ビー・エム・エル(以下、BML)はグループ全体で従業員約4500人を擁する臨床検査業界の大手企業で、1日当たりの検査受託患者数は30万~40万件に上る。臨床検査の受託事業に加えて、近ごろは新型コロナウイルス感染症(COVID-19)のPCR検査を実施するなど、医療現場を支える存在だ。

  • 本社:東京都渋谷区
  • 設立:1955年7月
  • 従業員数:約4,290名(2022年3月31日現在)
  • Webサイト:https://www.bml.co.jp/

同社では医療に関する多くの機密情報を扱っていることから、アンチウイルスソフトとEPP(Endpoint Protection Platform)を導入してセキュリティ強化を図っていた。ただし、EPPはあくまでも脅威の防止という水際対策を目的としたものであり、未知のウイルスや悪意のあるソフトウェアの振る舞いは検知できない。同社はメールのフィルタリングツールも導入していたが、これも未知のウイルスは検知できない場合がある他、添付ファイルの形式によってはウイルスを検知できないこともある。

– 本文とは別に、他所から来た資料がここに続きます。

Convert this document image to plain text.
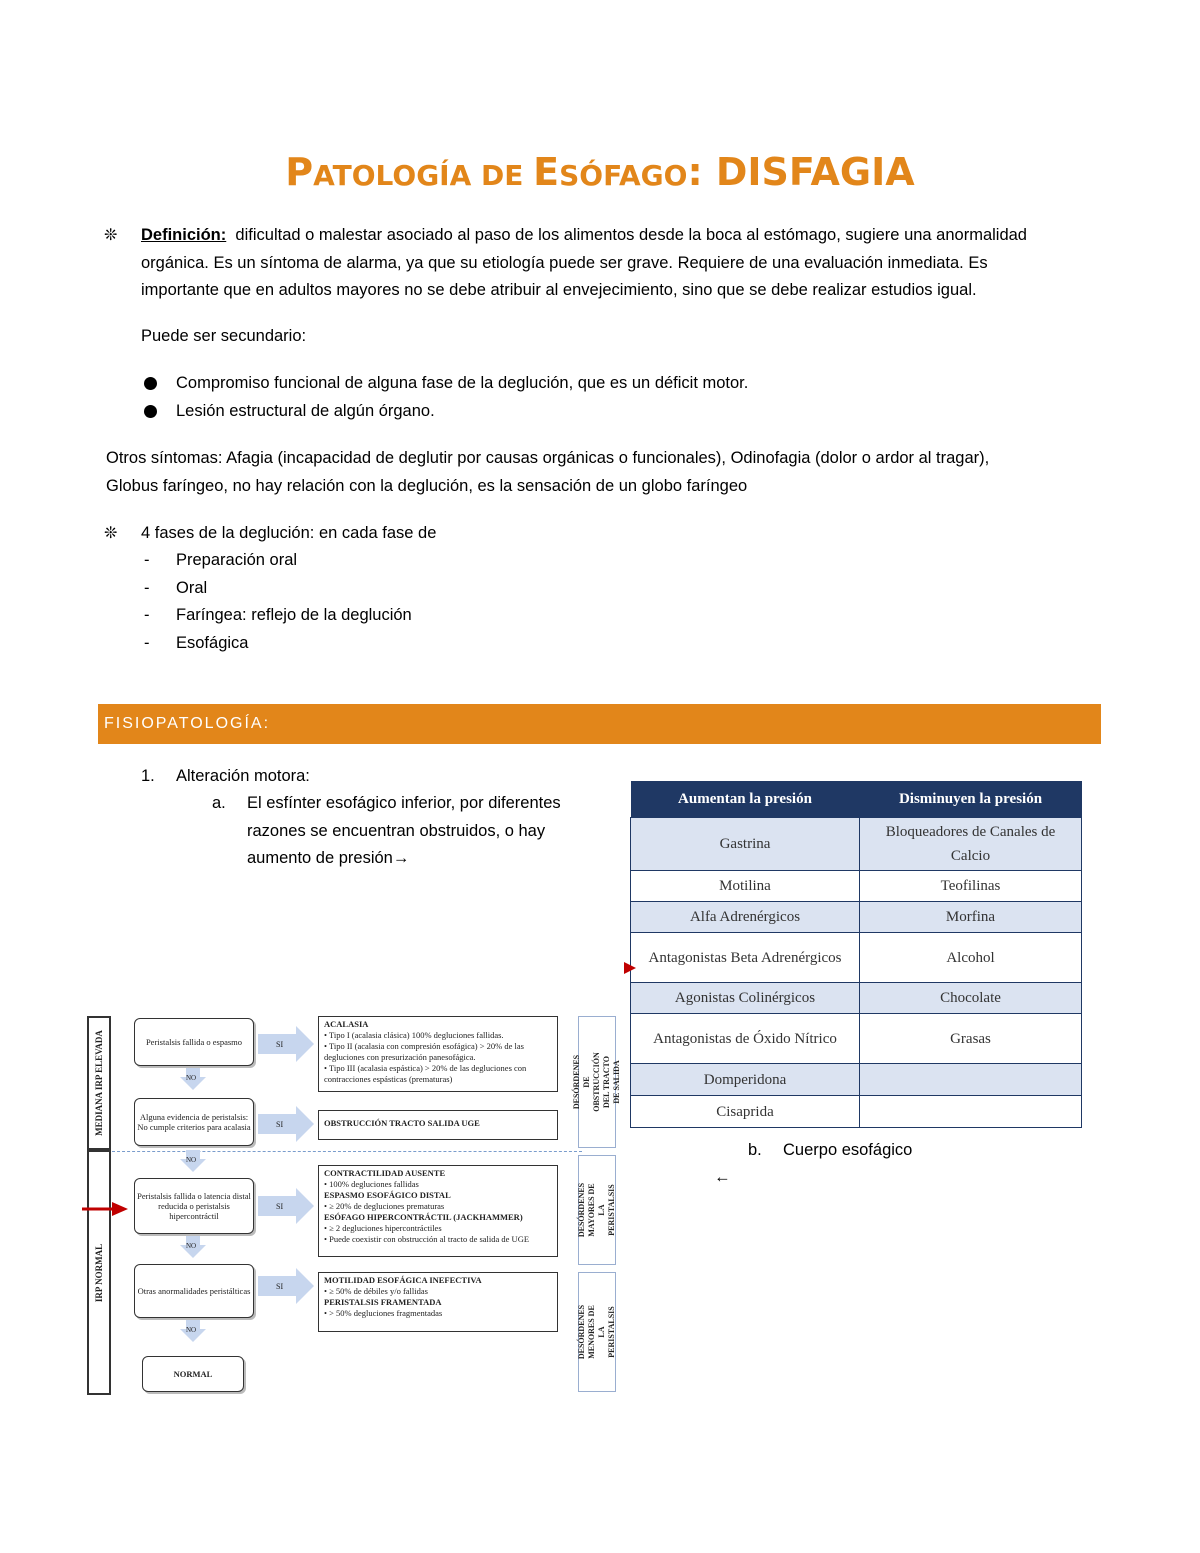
PATOLOGÍA DE ESÓFAGO: DISFAGIA
❊ Definición: dificultad o malestar asociado al paso de los alimentos desde la boca al estómago, sugiere una anormalidad
orgánica. Es un síntoma de alarma, ya que su etiología puede ser grave. Requiere de una evaluación inmediata. Es
importante que en adultos mayores no se debe atribuir al envejecimiento, sino que se debe realizar estudios igual.
Puede ser secundario:
Compromiso funcional de alguna fase de la deglución, que es un déficit motor.
Lesión estructural de algún órgano.
Otros síntomas: Afagia (incapacidad de deglutir por causas orgánicas o funcionales), Odinofagia (dolor o ardor al tragar),
Globus faríngeo, no hay relación con la deglución, es la sensación de un globo faríngeo
❊ 4 fases de la deglución: en cada fase de
- Preparación oral
- Oral
- Faríngea: reflejo de la deglución
- Esofágica
FISIOPATOLOGÍA:
1. Alteración motora:
a. El esfínter esofágico inferior, por diferentes
razones se encuentran obstruidos, o hay
aumento de presión→
b. Cuerpo esofágico
←
Aumentan la presión	Disminuyen la presión
Gastrina	Bloqueadores de Canales de Calcio
Motilina	Teofilinas
Alfa Adrenérgicos	Morfina
Antagonistas Beta Adrenérgicos	Alcohol
Agonistas Colinérgicos	Chocolate
Antagonistas de Óxido Nítrico	Grasas
Domperidona	
Cisaprida	
MEDIANA IRP ELEVADA
IRP NORMAL
Peristalsis fallida o espasmo
Alguna evidencia de peristalsis: No cumple criterios para acalasia
Peristalsis fallida o latencia distal reducida o peristalsis hipercontráctil
Otras anormalidades peristálticas
NORMAL
NO
NO
NO
NO
SI
SI
SI
SI
ACALASIA
• Tipo I (acalasia clásica) 100% degluciones fallidas.
• Tipo II (acalasia con compresión esofágica) > 20% de las degluciones con presurización panesofágica.
• Tipo III (acalasia espástica) > 20% de las degluciones con contracciones espásticas (prematuras)
OBSTRUCCIÓN TRACTO SALIDA UGE
CONTRACTILIDAD AUSENTE
• 100% degluciones fallidas
ESPASMO ESOFÁGICO DISTAL
• ≥ 20% de degluciones prematuras
ESÓFAGO HIPERCONTRÁCTIL (JACKHAMMER)
• ≥ 2 degluciones hipercontráctiles
• Puede coexistir con obstrucción al tracto de salida de UGE
MOTILIDAD ESOFÁGICA INEFECTIVA
• ≥ 50% de débiles y/o fallidas
PERISTALSIS FRAMENTADA
• > 50% degluciones fragmentadas
DESÓRDENES DE OBSTRUCCIÓN DEL TRACTO DE SALIDA
DESÓRDENES MAYORES DE LA PERISTALSIS
DESÓRDENES MENORES DE LA PERISTALSIS
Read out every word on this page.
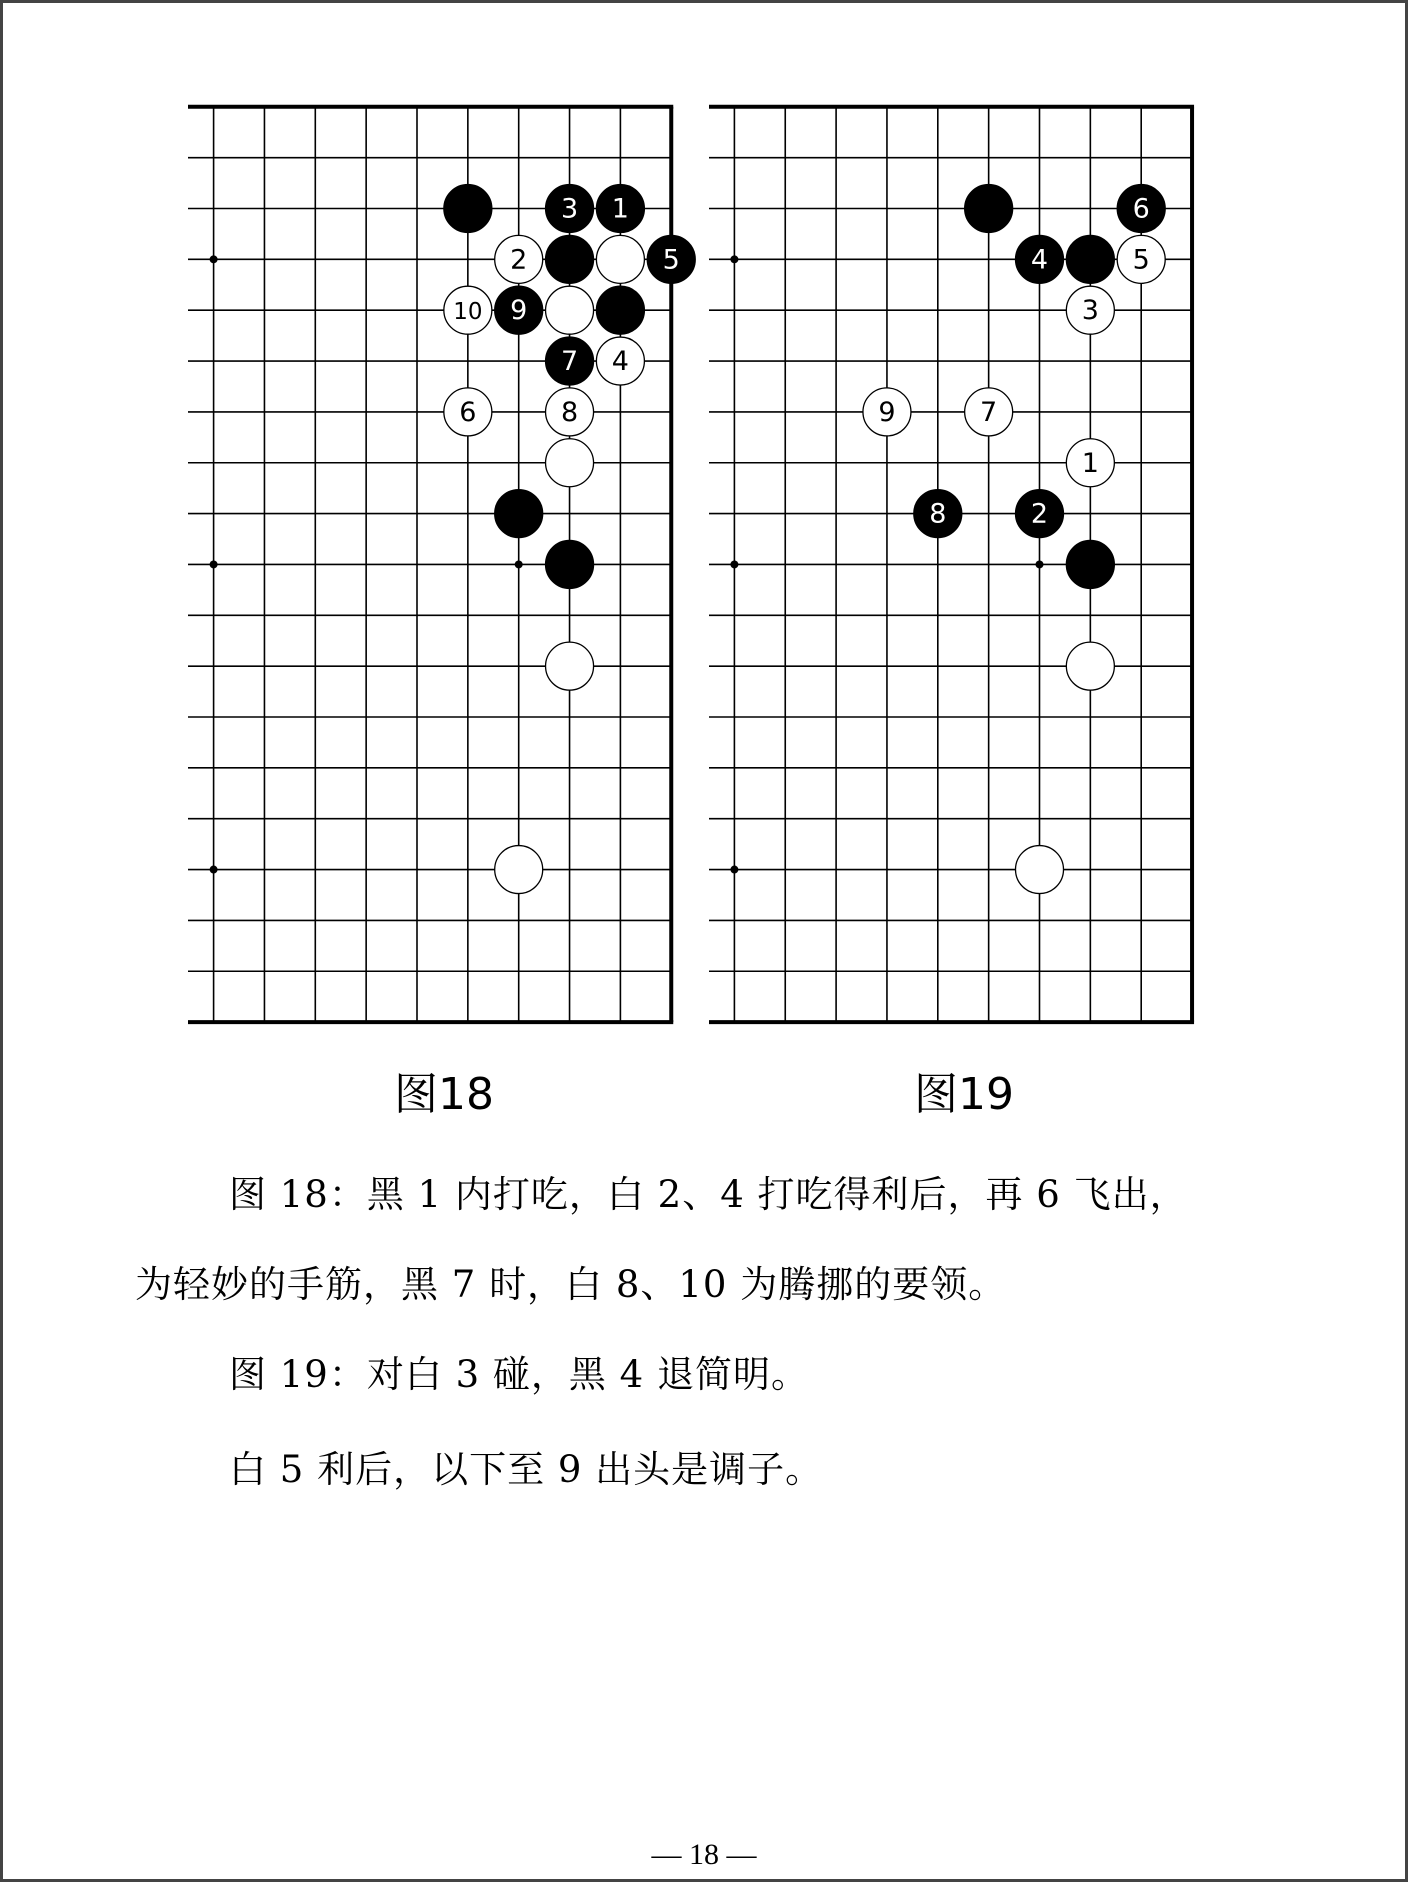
3 1
2	5
10 9
7 4
6	8
6
4	5
3
9	7
1
8	2
图18	图19
图 18：黑 1 内打吃，白 2、4 打吃得利后，再 6 飞出，
为轻妙的手筋，黑 7 时，白 8、10 为腾挪的要领。
图 19：对白 3 碰，黑 4 退简明。
白 5 利后，以下至 9 出头是调子。
— 18 —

高度化、複雑化するサイバー攻撃への対策が後手に回っていると感じた同社の情報システム部門は、「セキュリティソリューションの導入だけでは対策として不十分だ」と感じていた。

ソリューション頼みの入り口対策だけでは脅威は防げない

BMLの鎌倉和幸氏(システム管理部 システム管理課主席)は同社のメールセキュリティについて「当社ならではの課題もありました」と1年前を振り返り、当時抱えていた課題を明かした。

BMLの鎌倉和幸氏
BMLの鎌倉和幸氏

「従業員の中には、メールを疑うことを知らない人もいました。受信したメールに標的型攻撃メールが含まれているという知識が無く、セキュリティ意識の希薄さが課題となっていました」

そこで危機感が一気に高まる事件が起きた。2021年10月に、ある医療機関がランサムウェア被害に遭い、大きく報道された。医療機関が直接狙われたことは、同社を含めた医療関係者に大きな衝撃を与えた。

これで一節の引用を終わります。